Você expandir a mente de alguém não tem preço. É a melhor coisa do mundo.

Normal x Cesárea

Mesmo com o jeitinho calmo e macio de quem segue tranquila até quando se irrita, Bela não foge à uma boa polêmica. Ainda no campo da política que se faz na vida real, diz não ser contra o projeto de lei, de autoria da deputada Janaina Paschoal (PSL), que permite às gestantes optar por cesáreas no SUS, mesmo sem indicação médica, aprovado em agosto, em São Paulo. “Você ter o poder de escolha é muito lindo: você poder escolher um parto natural é muito lindo, você poder escolher uma cesárea também é muito lindo. É a mulher tomando posse do seu corpo.”

O problema, diz ela -que teve dois partos naturais, o segundo deles em casa- é a falta de informação. Bela reclama da cultura de informações falsas que leva as mulheres a terem medo do parto natural e apresentam essa alternativa como dolorosa, perigosa e insegura para mãe e bebê. “A gente é conduzida a querer a cesariana por falta de informação de que o parto natural pode ser bom, bonito, lindo, pode ser, enfim, a coisa mais maravilhosa do mundo.”

Eu acho o projeto de dar a oportunidade para as mulheres de escolher ter a cesárea maravilhoso. O problema é a mulher escolher a cesárea sem saber dos benefícios ou dos malefícios que pode ter. Ela precisa saber dos dois iguais.

Placenta acebolada

Se tem um assunto que mistura todos os temas centrais de Bela —alimentação saudável, maternidade, vida natural e, claro, polêmicas— em um só acontecimento esse assunto é a ingestão da própria placenta após o parto domiciliar do filho Nino. “O pós-parto do Nino foi muito incrível, melhor que o da Flor. No da Flor, eu não consumi a placenta. No do Nino, eu consumi. Por aí, se a gente fizer um estudo científico bem tosco, posso dizer que o consumo da placenta fez diferença”, brinca Bela.

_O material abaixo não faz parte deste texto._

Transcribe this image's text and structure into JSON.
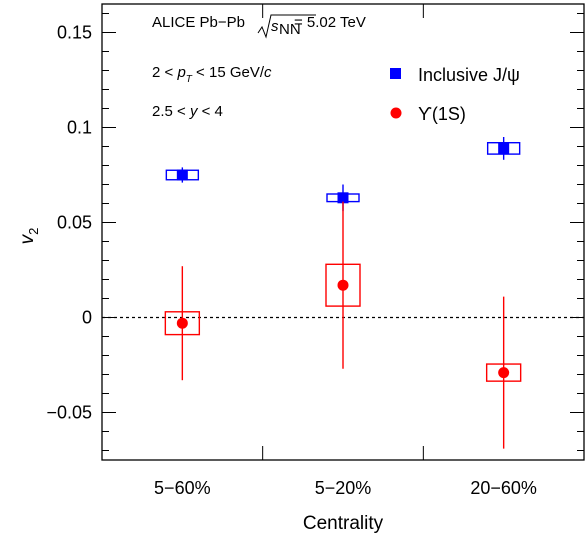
{
  "chart_data": {
    "type": "scatter",
    "xlabel": "Centrality",
    "ylabel": "v",
    "ylabel_sub": "2",
    "categories": [
      "5−60%",
      "5−20%",
      "20−60%"
    ],
    "ylim": [
      -0.075,
      0.165
    ],
    "yticks": [
      -0.05,
      0,
      0.05,
      0.1,
      0.15
    ],
    "ytick_labels": [
      "−0.05",
      "0",
      "0.05",
      "0.1",
      "0.15"
    ],
    "zero_line": true,
    "annotations": {
      "collab": "ALICE Pb−Pb",
      "energy_prefix": "s",
      "energy_sub": "NN",
      "energy_value": " = 5.02 TeV",
      "pt_left": "2 < ",
      "pt_var": "p",
      "pt_sub": "T",
      "pt_right": " < 15 GeV/",
      "pt_unit": "c",
      "y_left": "2.5 < ",
      "y_var": "y",
      "y_right": " < 4"
    },
    "legend_position": "top-right",
    "series": [
      {
        "name": "Inclusive J/ψ",
        "color": "#0000ff",
        "marker": "square",
        "values": [
          0.075,
          0.063,
          0.089
        ],
        "stat_err": [
          0.004,
          0.007,
          0.006
        ],
        "syst_err": [
          0.0025,
          0.002,
          0.003
        ]
      },
      {
        "name": "ϒ(1S)",
        "color": "#ff0000",
        "marker": "circle",
        "values": [
          -0.003,
          0.017,
          -0.029
        ],
        "stat_err": [
          0.03,
          0.044,
          0.04
        ],
        "syst_err": [
          0.006,
          0.011,
          0.0045
        ]
      }
    ]
  }
}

A chef cita os diferentes usos da placenta, como a aplicação em cremes de rosto. “Na Ásia, na Nova Zelândia e na Austrália, cremes faciais têm placenta humana ou de vaca, ou de ovelha.” Consumir ou enterrar seriam as práticas mais comuns em tempos pré-hospitalares.

Bela juntou relatos sobre os possíveis benefícios da ingestão da placenta, na prevenção da depressão pós-parto e na reposição de vitaminas e minerais, com a habilidade de sua doula em fazer shakes com o órgão materno-fetal para tomar a decisão.

“Quando eu falo que consumi a placenta, as pessoas acham que eu peguei um fígado de boi, coloquei na panela e fritei acebolado. Não, eu não comi placenta acebolada. Foi um minipedaço da placenta numa vitamina de banana com pasta de amendoim e frutas vermelhas, que estava uma delícia!”